PMP ends talks with private equity
PMP, a listed Australian printing company, has ended talks with a private equity firm about a potential change in the company’s ownership, the firm said in a filing with the Australian Stock Exchange, nearly a year after it was first approached by a financial sponsor.
“PMP has over the past period facilitated legitimate private equity approaches in the interests of shareholders, including providing access to detailed financial and business information for due diligence purposes,” said the filing.
PMP’s board, after consultation with external advisers, have decided that it would not back a proposed indicative offer of A$1.95 to A$2.15 a share in a transaction that valued the company at up to A$642.2 million.
The price range, according to Graham Reaney, PMP chairman, “did not represent an appropriate value for the company”.
PMP has not identified the private equity firm it held discussions with, but Pacific Equity Partners and CHAMP Private Equity have been named as possible suitors by various media reports.
PEP‘s $1.3bn take-private grounded
Pacific Equity Partners was blocked in a A$1.62 billion ($1.28 billion) attempt to privatise Flight Centre by Lazard Asset Management, a major institutional shareholder of the listed Australian travel agent.
This came after an independent expert report in January recommended the company accept the take-private proposal from PEP.
The proposed take-private needed 75 percent of eligible shareholders’ vote of approval. Lazard Asset Management, which declined to back the offer, controls more than 25 percent of the shares.

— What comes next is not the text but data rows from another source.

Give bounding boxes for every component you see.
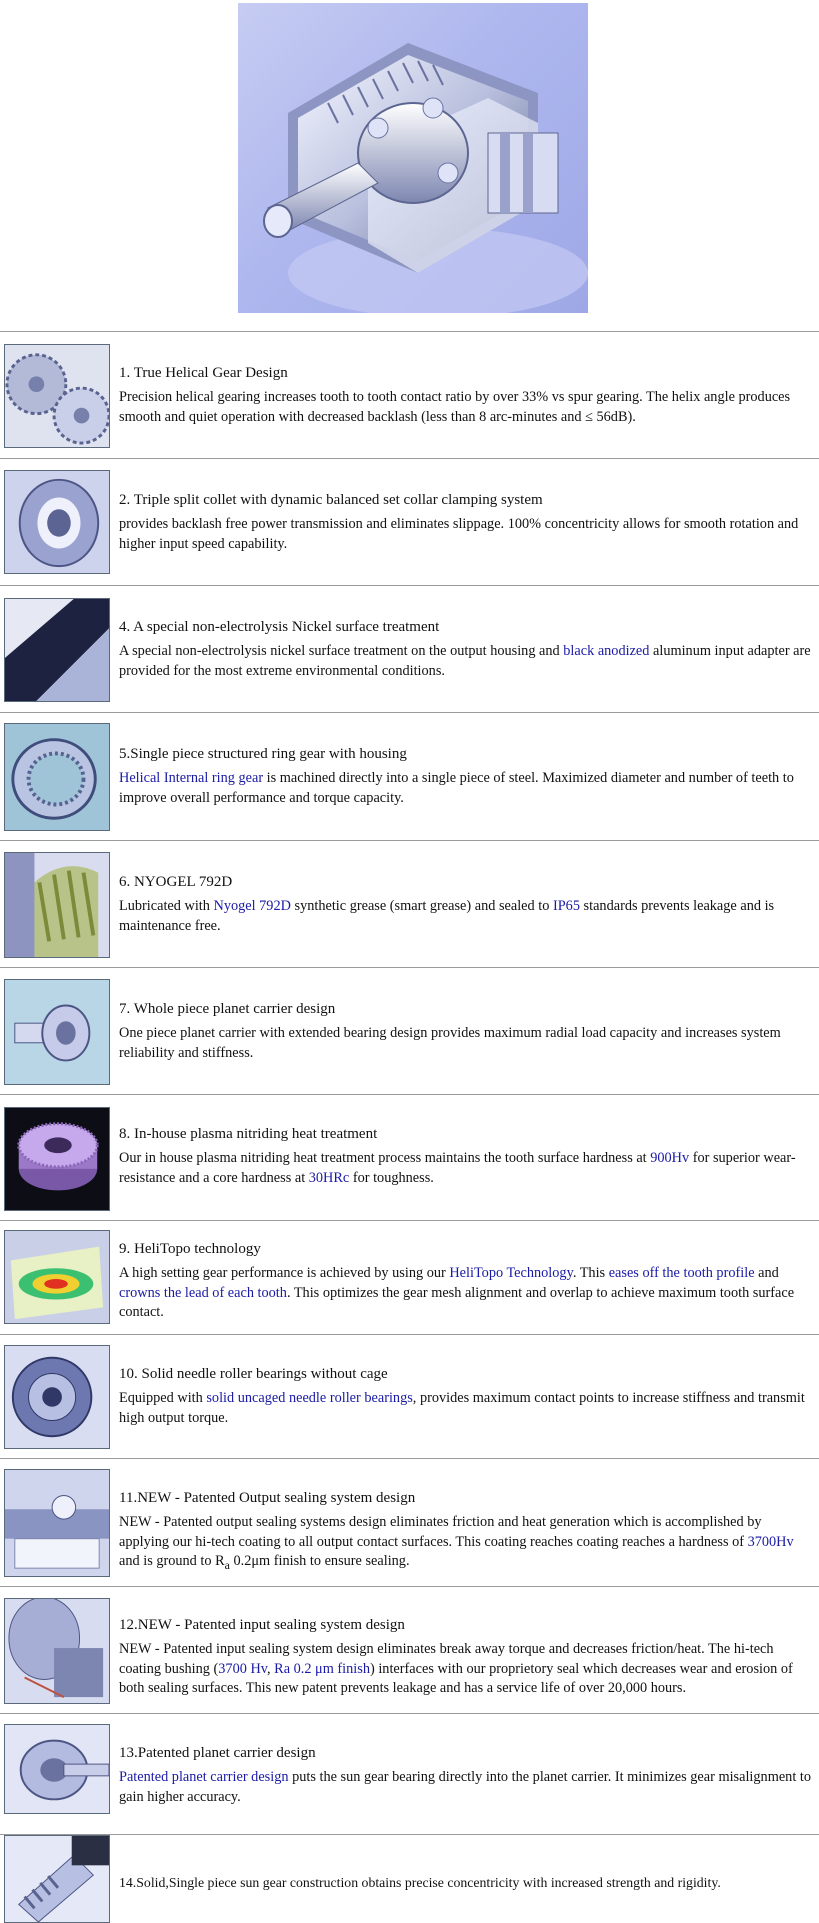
feature-link[interactable]: IP65	[552, 898, 580, 914]
description-text: A high setting gear performance is achieved by using our	[119, 1265, 450, 1281]
sun-gear-icon	[4, 1835, 110, 1923]
feature-text	[119, 1616, 815, 1699]
description-text: and is ground to R	[119, 1553, 225, 1569]
feature-link[interactable]: 3700 Hv	[218, 1660, 267, 1677]
description-text: aluminum input adapter are provided for the most extreme environmental conditions.	[119, 643, 811, 679]
feature-description	[119, 1389, 815, 1428]
feature-title: 1. True Helical Gear Design	[119, 365, 288, 381]
helical-gears-icon	[4, 344, 110, 448]
description-text: One piece planet carrier with extended bearing design provides maximum radial load capacity and increases system reliability and stiffness.	[119, 1025, 781, 1061]
feature-text	[119, 873, 815, 936]
feature-link[interactable]: solid uncaged needle roller bearings	[206, 1390, 413, 1406]
feature-text	[119, 1489, 815, 1575]
description-text: for toughness.	[349, 1169, 434, 1186]
feature-description	[119, 1149, 815, 1188]
feature-row	[0, 1586, 819, 1713]
feature-text	[119, 1744, 815, 1807]
description-text: . This optimizes the gear mesh alignment and overlap to achieve maximum tooth surface contact.	[119, 1284, 795, 1320]
feature-title: 7. Whole piece planet carrier design	[119, 1001, 336, 1017]
feature-description	[119, 1513, 815, 1575]
feature-row	[0, 1713, 819, 1834]
description-text: for superior wear-resistance and a core hardness at	[119, 1150, 796, 1186]
feature-text	[119, 364, 815, 427]
feature-title: 9. HeliTopo technology	[119, 1241, 261, 1257]
feature-row	[0, 585, 819, 712]
feature-row	[0, 1094, 819, 1220]
housing-surface-icon	[4, 598, 110, 702]
description-text: Our in house plasma nitriding heat treatment process maintains the tooth surface hardness at	[119, 1150, 651, 1166]
feature-title: 2. Triple split collet with dynamic balanced set collar clamping system	[119, 492, 543, 508]
gearbox-cutaway-illustration	[238, 3, 588, 313]
description-text: Lubricated with	[119, 898, 214, 914]
nitrided-gear-icon	[4, 1107, 110, 1211]
gearbox-hero-image	[238, 3, 588, 313]
feature-title: 5.Single piece structured ring gear with housing	[119, 746, 407, 762]
feature-link[interactable]: black anodized	[563, 643, 650, 659]
description-text: Precision helical gearing increases tooth to tooth contact ratio by over 33% vs spur gearing. The helix angle produces smooth and quiet operation with decreased backlash (less than 8 arc-minutes and ≤ 56dB).	[119, 389, 791, 425]
feature-description	[119, 1024, 815, 1063]
feature-row	[0, 1334, 819, 1458]
description-text: ) interfaces with our proprietory seal which decreases wear and erosion of both sealing surfaces. This new patent prevents leakage and has a service life of over 20,000 hours.	[119, 1660, 793, 1696]
feature-title: 6. NYOGEL 792D	[119, 874, 233, 890]
planet-carrier-icon	[4, 979, 110, 1085]
feature-link[interactable]: crowns the lead of each tooth	[119, 1284, 287, 1301]
description-text: Equipped with	[119, 1390, 207, 1406]
feature-link[interactable]: eases off the tooth profile	[608, 1265, 755, 1281]
feature-row	[0, 331, 819, 458]
needle-bearing-icon	[4, 1345, 110, 1449]
description-text: standards prevents leakage and is maintenance free.	[119, 898, 775, 934]
contact-pattern-icon	[4, 1230, 110, 1324]
grease-gear-icon	[4, 852, 110, 958]
feature-description	[119, 897, 815, 936]
description-text: 14.Solid,Single piece sun gear construction obtains precise concentricity with increased strength and rigidity.	[119, 1875, 721, 1890]
description-text: NEW - Patented input sealing system design eliminates break away torque and decreases friction/heat. The hi-tech coating bushing (	[119, 1641, 774, 1677]
feature-description	[119, 388, 815, 427]
feature-link[interactable]: Helical Internal ring gear	[119, 770, 264, 786]
feature-link[interactable]: Ra 0.2 μm finish	[274, 1660, 370, 1677]
feature-text	[119, 491, 815, 554]
feature-text	[119, 618, 815, 681]
feature-description	[119, 642, 815, 681]
feature-description	[119, 515, 815, 554]
feature-link[interactable]: Nyogel 792D	[213, 898, 291, 914]
feature-description	[119, 1264, 815, 1323]
description-text: ,	[267, 1660, 275, 1677]
feature-text	[119, 1873, 815, 1892]
feature-text	[119, 1365, 815, 1428]
feature-row	[0, 840, 819, 967]
description-text: A special non-electrolysis nickel surface treatment on the output housing and	[119, 643, 564, 659]
feature-title: 11.NEW - Patented Output sealing system design	[119, 1490, 416, 1506]
feature-description	[119, 1768, 815, 1807]
feature-description	[119, 1873, 815, 1892]
feature-link[interactable]: 900Hv	[650, 1150, 690, 1166]
description-text: synthetic grease (smart grease) and sealed to	[290, 898, 553, 914]
feature-row	[0, 458, 819, 585]
feature-text	[119, 1000, 815, 1063]
collet-icon	[4, 470, 110, 574]
feature-link[interactable]: HeliTopo Technology	[449, 1265, 573, 1281]
feature-text	[119, 1240, 815, 1323]
feature-row	[0, 712, 819, 840]
feature-link[interactable]: 3700Hv	[747, 1533, 794, 1550]
feature-link[interactable]: Patented planet carrier design	[119, 1769, 289, 1785]
description-text: puts the sun gear bearing directly into the planet carrier. It minimizes gear misalignment to gain higher accuracy.	[119, 1769, 811, 1805]
carrier-bearing-icon	[4, 1724, 110, 1814]
feature-title: 12.NEW - Patented input sealing system design	[119, 1617, 405, 1633]
feature-title: 8. In-house plasma nitriding heat treatment	[119, 1126, 378, 1142]
output-seal-icon	[4, 1469, 110, 1577]
subscript-text: a	[224, 1557, 230, 1572]
description-text: 0.2μm finish to ensure sealing.	[229, 1553, 410, 1569]
description-text: provides backlash free power transmission and eliminates slippage. 100% concentricity allows for smooth rotation and higher input speed capability.	[119, 516, 799, 552]
description-text: NEW - Patented output sealing systems design eliminates friction and heat generation which is accomplished by applying our hi-tech coating to all output contact surfaces. This coating reaches coating reaches a hardness of	[119, 1514, 762, 1550]
feature-description	[119, 769, 815, 808]
ring-gear-icon	[4, 723, 110, 831]
feature-row	[0, 1220, 819, 1334]
description-text: . This	[572, 1265, 609, 1281]
feature-text	[119, 745, 815, 808]
feature-row	[0, 1834, 819, 1923]
description-text: is machined directly into a single piece of steel. Maximized diameter and number of teeth to improve overall performance and torque capacity.	[119, 770, 794, 806]
feature-row	[0, 1458, 819, 1586]
description-text: , provides maximum contact points to increase stiffness and transmit high output torque.	[119, 1390, 805, 1426]
feature-row	[0, 967, 819, 1094]
feature-title: 4. A special non-electrolysis Nickel surface treatment	[119, 619, 440, 635]
input-seal-icon	[4, 1598, 110, 1704]
feature-link[interactable]: 30HRc	[308, 1169, 350, 1186]
feature-description	[119, 1640, 815, 1699]
feature-text	[119, 1125, 815, 1188]
description-text: and	[754, 1265, 779, 1281]
feature-title: 13.Patented planet carrier design	[119, 1745, 316, 1761]
feature-title: 10. Solid needle roller bearings without cage	[119, 1366, 388, 1382]
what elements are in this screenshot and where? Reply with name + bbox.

“Only one investor has caused the issue and that’s Lazard, which has a blocking stake,” Flight Centre chief executive Graham Turner told Bloomberg in an interview. “The rationale, at least officially, is that the offer wasn’t high enough.”
PEP expressed disappointment at the anticipated outcome a day prior to the minority shareholders’ vote on 28 February.
Coles up for grabs
Australian retail giant Coles appears to be up for grabs again after lowering its future earnings forecast ten percent from the level announced in September last year.
In October, Coles rejected a revised A$18.2 billion ($13.8 billion) takeover offer proposed by a private equity consortium comprising Kohlberg Kravis Roberts, The Carlyle Group, CVC, Texas Pacific Group and The Blackstone Group.
In its latest stock exchange filing, the company said it would “commence a process to review ownership options for the company and its businesses.” The company now expects sales and earnings in supermarkets and KMart for the financial year 2008 to be approximately 10 percent lower than the A$1.066 billion net profit estimate given in previous guidance.
Rick Allert, Coles’ chairman, said the decision to start reviewing ownership options was prompted by “a number of informal approaches to its advisers in recent weeks”. The Coles board is advised by Carnegie Wylie & Company and Deutsche Bank, which have valued the retailer “substantially above A$15.25 per share” – which was the price offered by the consortium in its latest bid.